Investment bank, asset allocation firm create new corporate bond index

Buy-side financial institutions well understand that benchmarks are a key tool used to assess the performance of investments, which corporations cataloged through financial records management. Recently, two well-known industries launched a benchmark, of sorts, to help companies with investment risk management.

Banking conglomerate Citi and Research Affiliates, a fundamental indexing specialist, inaugurated RAFI World Corporate Investment-Grade Bond Index, Investment and Pensions Europe reported. The initiative was formulated in order to help advance smart-beta concepts for financial services firms.

According to the news source, there are two ways in which the index measures bonds – through long-term assets and cash flow. The former weighs assets that bondholders have a claim on, while the latter measures debt service capacity.

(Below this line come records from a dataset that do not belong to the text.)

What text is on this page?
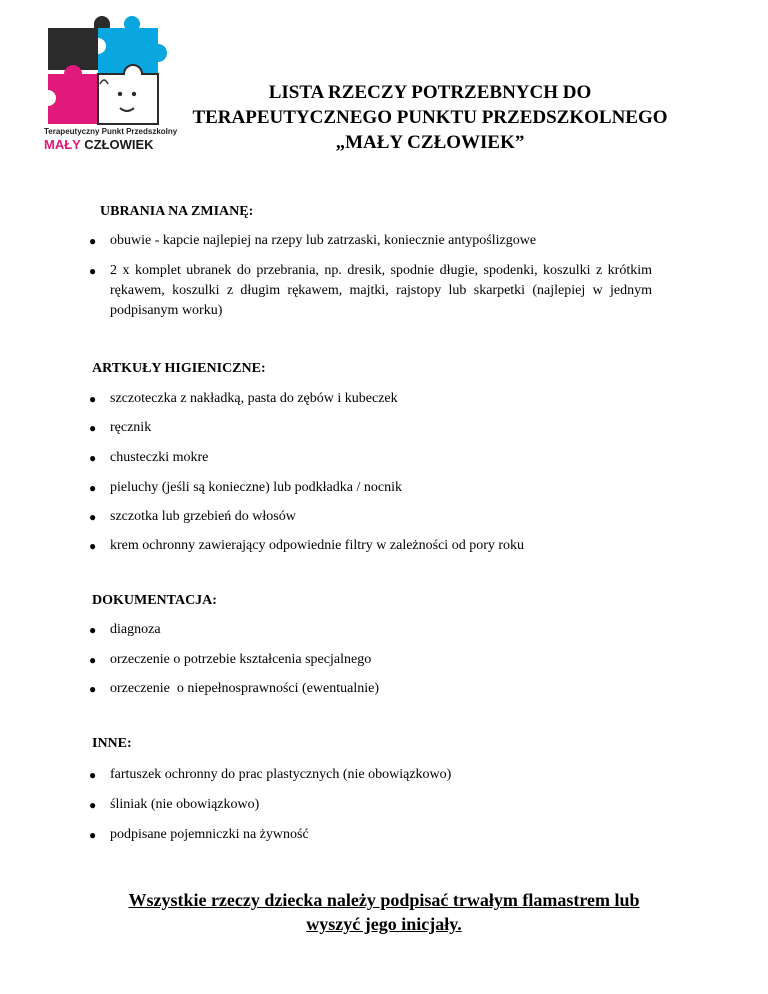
Terapeutyczny Punkt Przedszkolny
MAŁY CZŁOWIEK
LISTA RZECZY POTRZEBNYCH DO
TERAPEUTYCZNEGO PUNKTU PRZEDSZKOLNEGO
„MAŁY CZŁOWIEK”
UBRANIA NA ZMIANĘ:
● obuwie - kapcie najlepiej na rzepy lub zatrzaski, koniecznie antypoślizgowe
● 2 x komplet ubranek do przebrania, np. dresik, spodnie długie, spodenki, koszulki z krótkim rękawem, koszulki z długim rękawem, majtki, rajstopy lub skarpetki (najlepiej w jednym podpisanym worku)
ARTKUŁY HIGIENICZNE:
● szczoteczka z nakładką, pasta do zębów i kubeczek
● ręcznik
● chusteczki mokre
● pieluchy (jeśli są konieczne) lub podkładka / nocnik
● szczotka lub grzebień do włosów
● krem ochronny zawierający odpowiednie filtry w zależności od pory roku
DOKUMENTACJA:
● diagnoza
● orzeczenie o potrzebie kształcenia specjalnego
● orzeczenie  o niepełnosprawności (ewentualnie)
INNE:
● fartuszek ochronny do prac plastycznych (nie obowiązkowo)
● śliniak (nie obowiązkowo)
● podpisane pojemniczki na żywność
Wszystkie rzeczy dziecka należy podpisać trwałym flamastrem lub
wyszyć jego inicjały.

The value of these indices are then calculated by Citi through the indexing method that Research Affiliates helped formulate

It’s this methodology that sets this index apart from other methods. For example, Investment and Pensions Europe indicated that it substantially lowers the debt-to-equity ratio as it relates to the market capitalization that’s weighted by Merrill Lynch, moving from 0.8 percent to 0.7 percent. Meanwhile, the debt-to-cash flow ratio drops to just under 6.5 percent from approximately 8 percent.

“Traditional bond indices, which give the largest weights to the biggest debtors, are great tools for benchmarking performance,” Rob Arnott, CEO at Research Affiliates, told the online business and investment news resource. “But they are suboptimal as the basis for investment funds.”

Shane Shepherd, vice president and head of fixed income research for the Newport Beach, Calif.-based asset allocation firm, noted that companies that use the index will be pleased with it.

“This new index offers lower credit risk, lower volatility and better risk-adjusted returns over full market cycles than traditional market value-weighted indices,” said Shepherd.

Accurate benchmarks are crucial for strategic management, which is why the alleged manipulation of the London Interbank Offered Rate has gripped the financial services industry. In the latest developments, three former Barclays employees were charged on suspicions they may have been involved in the scandal.